Los Angeles - The younger brother of a man who helped put a Roman Catholic priest behind bars for sexual abuse has filed a lawsuit alleging he was molested by the same priest, his lawyer said Thursday.
The plaintiff, now 27, filed the lawsuit Wednesday in Los Angeles Superior Court, claiming the abuse began in 1994 when he was about 12 and continued for several years during trips with the priest around Southern California.
Both brothers were abused on those trips, but neither knew the other was being harmed and never spoke of the incidents until years later, said Vince Finaldi, an attorney for the younger brother.
"At night he'd go into one room and molest one kid and then go into the other room and molest the other kid," Finaldi alleged in an interview.
The lawsuit does not name the defendants and lists them only as John Does. Finaldi, however, said the suit targeted the Rev.

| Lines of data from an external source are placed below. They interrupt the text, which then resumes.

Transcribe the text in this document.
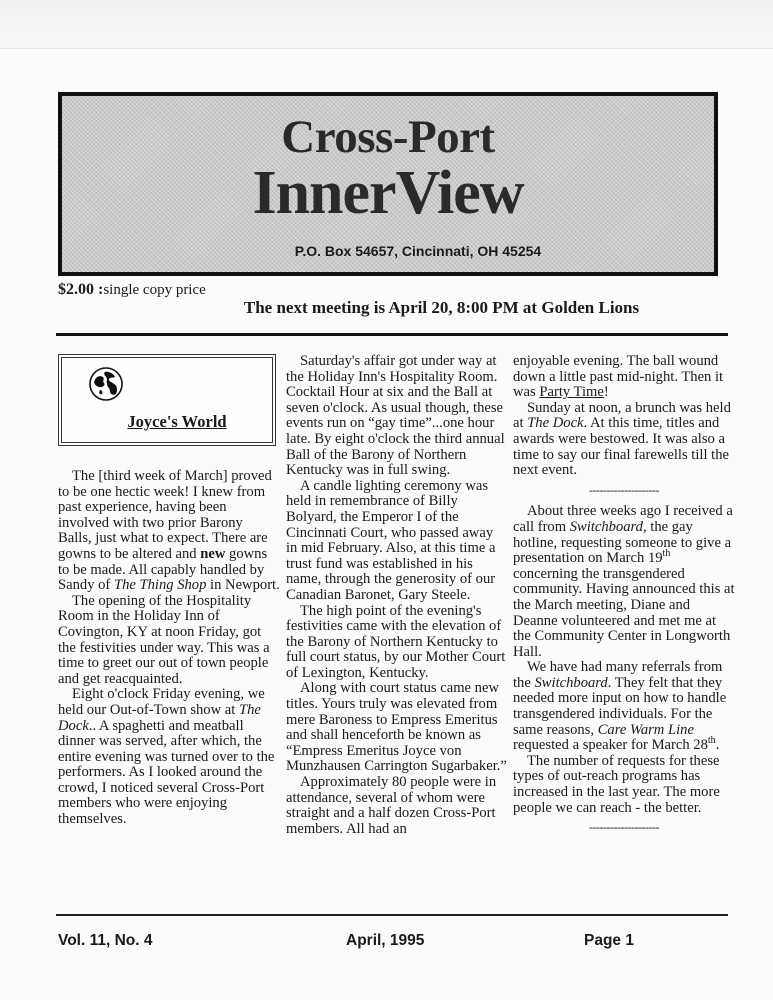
Cross-Port
InnerView
P.O. Box 54657, Cincinnati, OH 45254
$2.00 :single copy price
The next meeting is April 20, 8:00 PM at Golden Lions
Joyce's World

The [third week of March] proved to be one hectic week! I knew from past experience, having been involved with two prior Barony Balls, just what to expect. There are gowns to be altered and new gowns to be made. All capably handled by Sandy of The Thing Shop in Newport.

The opening of the Hospitality Room in the Holiday Inn of Covington, KY at noon Friday, got the festivities under way. This was a time to greet our out of town people and get reacquainted.

Eight o'clock Friday evening, we held our Out-of-Town show at The Dock.. A spaghetti and meatball dinner was served, after which, the entire evening was turned over to the performers. As I looked around the crowd, I noticed several Cross-Port members who were enjoying themselves.

Saturday's affair got under way at the Holiday Inn's Hospitality Room. Cocktail Hour at six and the Ball at seven o'clock. As usual though, these events run on “gay time”...one hour late. By eight o'clock the third annual Ball of the Barony of Northern Kentucky was in full swing.

A candle lighting ceremony was held in remembrance of Billy Bolyard, the Emperor I of the Cincinnati Court, who passed away in mid February. Also, at this time a trust fund was established in his name, through the generosity of our Canadian Baronet, Gary Steele.

The high point of the evening's festivities came with the elevation of the Barony of Northern Kentucky to full court status, by our Mother Court of Lexington, Kentucky.

Along with court status came new titles. Yours truly was elevated from mere Baroness to Empress Emeritus and shall henceforth be known as “Empress Emeritus Joyce von Munzhausen Carrington Sugarbaker.”

Approximately 80 people were in attendance, several of whom were straight and a half dozen Cross-Port members. All had an

enjoyable evening. The ball wound down a little past mid-night. Then it was Party Time!

Sunday at noon, a brunch was held at The Dock. At this time, titles and awards were bestowed. It was also a time to say our final farewells till the next event.

--------------------

About three weeks ago I received a call from Switchboard, the gay hotline, requesting someone to give a presentation on March 19th concerning the transgendered community. Having announced this at the March meeting, Diane and Deanne volunteered and met me at the Community Center in Longworth Hall.

We have had many referrals from the Switchboard. They felt that they needed more input on how to handle transgendered individuals. For the same reasons, Care Warm Line requested a speaker for March 28th.

The number of requests for these types of out-reach programs has increased in the last year. The more people we can reach - the better.

--------------------
Vol. 11, No. 4	April, 1995	Page 1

Michael Baker along with the Archdiocese of Los Angeles and Cardinal Roger Mahony.
The archdiocese had not seen the lawsuit, but spokesman Tod Tamberg blamed Baker for deceiving Cardinal Mahony and other church officials about his sexual abuse of children.
"We all know from numerous reports that Michael Baker was a bad guy and a big liar and a supreme deceiver so we want to see the lawsuit and if there is any kind of pastoral outreach we can provide ... we will certainly do that," he said.

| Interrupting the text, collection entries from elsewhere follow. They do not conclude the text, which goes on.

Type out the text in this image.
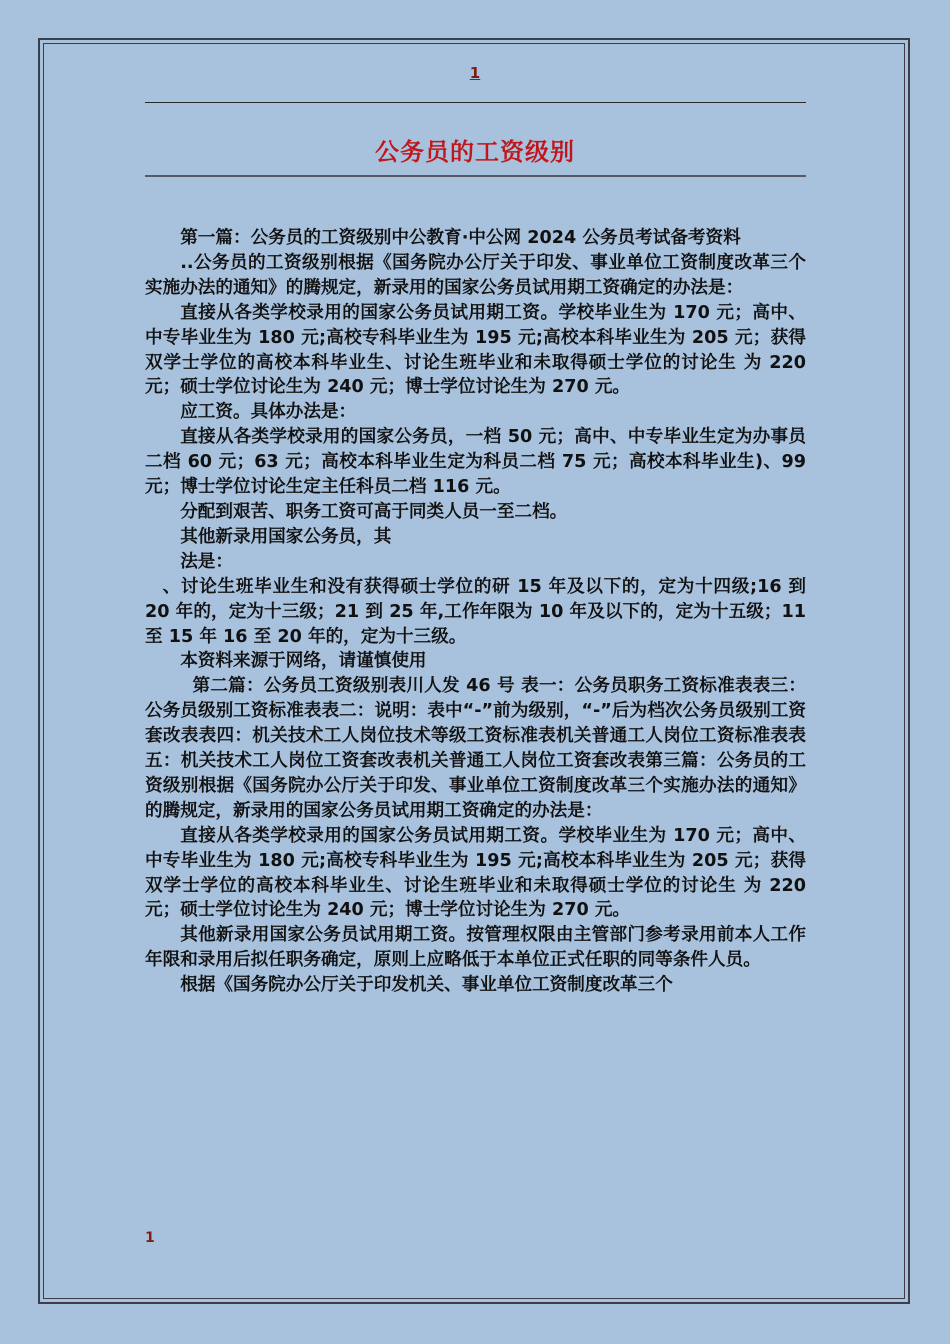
1
公务员的工资级别

第一篇：公务员的工资级别中公教育·中公网 2024 公务员考试备考资料

..公务员的工资级别根据《国务院办公厅关于印发、事业单位工资制度改革三个实施办法的通知》的腾规定，新录用的国家公务员试用期工资确定的办法是：

直接从各类学校录用的国家公务员试用期工资。学校毕业生为 170 元；高中、中专毕业生为 180 元;高校专科毕业生为 195 元;高校本科毕业生为 205 元；获得双学士学位的高校本科毕业生、讨论生班毕业和未取得硕士学位的讨论生 为 220 元；硕士学位讨论生为 240 元；博士学位讨论生为 270 元。

应工资。具体办法是：

直接从各类学校录用的国家公务员，一档 50 元；高中、中专毕业生定为办事员二档 60 元；63 元；高校本科毕业生定为科员二档 75 元；高校本科毕业生)、99 元；博士学位讨论生定主任科员二档 116 元。

分配到艰苦、职务工资可高于同类人员一至二档。

其他新录用国家公务员，其

法是：

、讨论生班毕业生和没有获得硕士学位的研 15 年及以下的，定为十四级;16 到 20 年的，定为十三级；21 到 25 年,工作年限为 10 年及以下的，定为十五级；11 至 15 年 16 至 20 年的，定为十三级。

本资料来源于网络，请谨慎使用

第二篇：公务员工资级别表川人发 46 号 表一：公务员职务工资标准表表三：公务员级别工资标准表表二：说明：表中“-”前为级别，“-”后为档次公务员级别工资套改表表四：机关技术工人岗位技术等级工资标准表机关普通工人岗位工资标准表表五：机关技术工人岗位工资套改表机关普通工人岗位工资套改表第三篇：公务员的工资级别根据《国务院办公厅关于印发、事业单位工资制度改革三个实施办法的通知》的腾规定，新录用的国家公务员试用期工资确定的办法是：

直接从各类学校录用的国家公务员试用期工资。学校毕业生为 170 元；高中、中专毕业生为 180 元;高校专科毕业生为 195 元;高校本科毕业生为 205 元；获得双学士学位的高校本科毕业生、讨论生班毕业和未取得硕士学位的讨论生 为 220 元；硕士学位讨论生为 240 元；博士学位讨论生为 270 元。

其他新录用国家公务员试用期工资。按管理权限由主管部门参考录用前本人工作年限和录用后拟任职务确定，原则上应略低于本单位正式任职的同等条件人员。

根据《国务院办公厅关于印发机关、事业单位工资制度改革三个

1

Attorneys said the plaintiff was the younger brother of a key witness against Baker during a 2007 trial that resulted in the conviction of the priest for molestation and a 10-year prison sentence.
The younger brother was not aware that his older brother was testifying at Baker's trial because the two weren't close and rarely spoke, Finaldi said.
The older brother settled a civil lawsuit with the archdiocese earlier this year for $2.2 million, the lawyer said.
Baker told Mahony in 1986 at a priests' retreat that he had molested two young boys from 1978 to 1985, according to church documents. Mahony did not notify police and sent Baker to a residential facility that treated priests for sexual abuse problems.
In the years that followed, Baker was assigned to nine parishes but was barred from having one-on-one contact with minors. He violated those restrictions three times, according to church personnel file summaries previously released by the archdiocese.
Baker was not removed from the priesthood until 2000, after two men filed a lawsuit alleging he sexually molested them between 1984 and 1999. The archdiocese settled that lawsuit for $1.25 million.
Baker was charged in 2002 with 34 counts of molestation involving six alleged victims, but those charges were dismissed a year later after the U.S. Supreme Court voided a California law that allowed the prosecution of cases involving acts that occurred before 1988.